Most people are struggling with something; it may be a relationship, a rejection or guilt of some kind, maybe a financial hardship, an unexpected trauma in their life or even a change in life they expected but  are struggling to work through.  Often, people are truly hurting, and as believers, we often walk right past them and fail to seize the opportunity to minister a word of grace.  In 1 John 3:16, the Apostle John says we ought to be willing to lay down our lives for our fellow believer, and yet at times we struggle just to listen and give a kind word.  Jesus constantly cared for the hurting.  Consider almost every miracle He did. He was constantly ministering to the hurting: a woman with an issue of blood, a Roman soldier who had a sick servant, Peter’s Mother-in-law, the young girl who had died, Lazarus and especially his sisters, the man born blind, the lepers, and the list could go on.  Jesus was constantly helping and serving the hurting.

Two challenges: First, attempt to guard against being so self-absorbed that we fail to see the pain others are experiencing. Look past your own hurts and see where you can serve or help someone else.  Often, we are so focused on our hurts that we fail to see the overwhelming pain others may be enduring.  At other times, we look around at others and imagine that they have no burdens they are carrying and envy their position or their “easy life”.  Stop and consider the difficulties they may be working through that they have chosen not to share.  Second, take a moment to empathize with someone who is hurting!  Actually consider the heaviness of the burden they are carrying.

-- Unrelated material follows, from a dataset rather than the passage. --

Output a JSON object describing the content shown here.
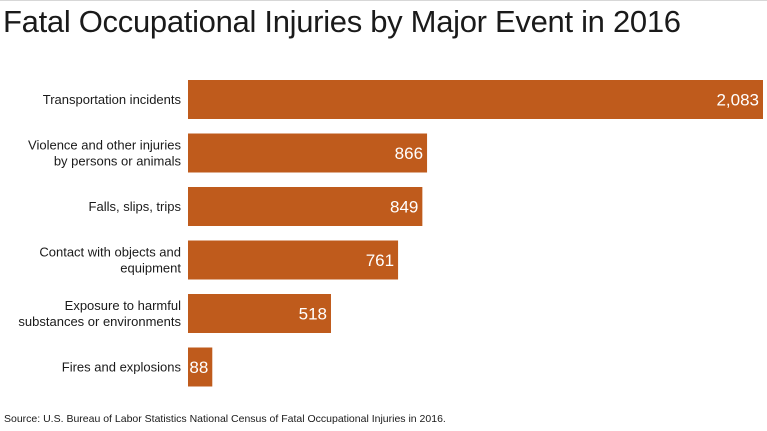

May God give us grace to have compassion on the hurting, just as Jesus did constantly throughout His earthly ministry!  If we are truly being transformed by Jesus, it should be visible in our interactions with one another.  As the Apostle John states so clearly, Little children, let us not love in word or speech, but in action and in truth. 1 John 3:18(CSB)  You can say you love someone, but the truth is in the action!  What do your actions say about your love for those who are hurting?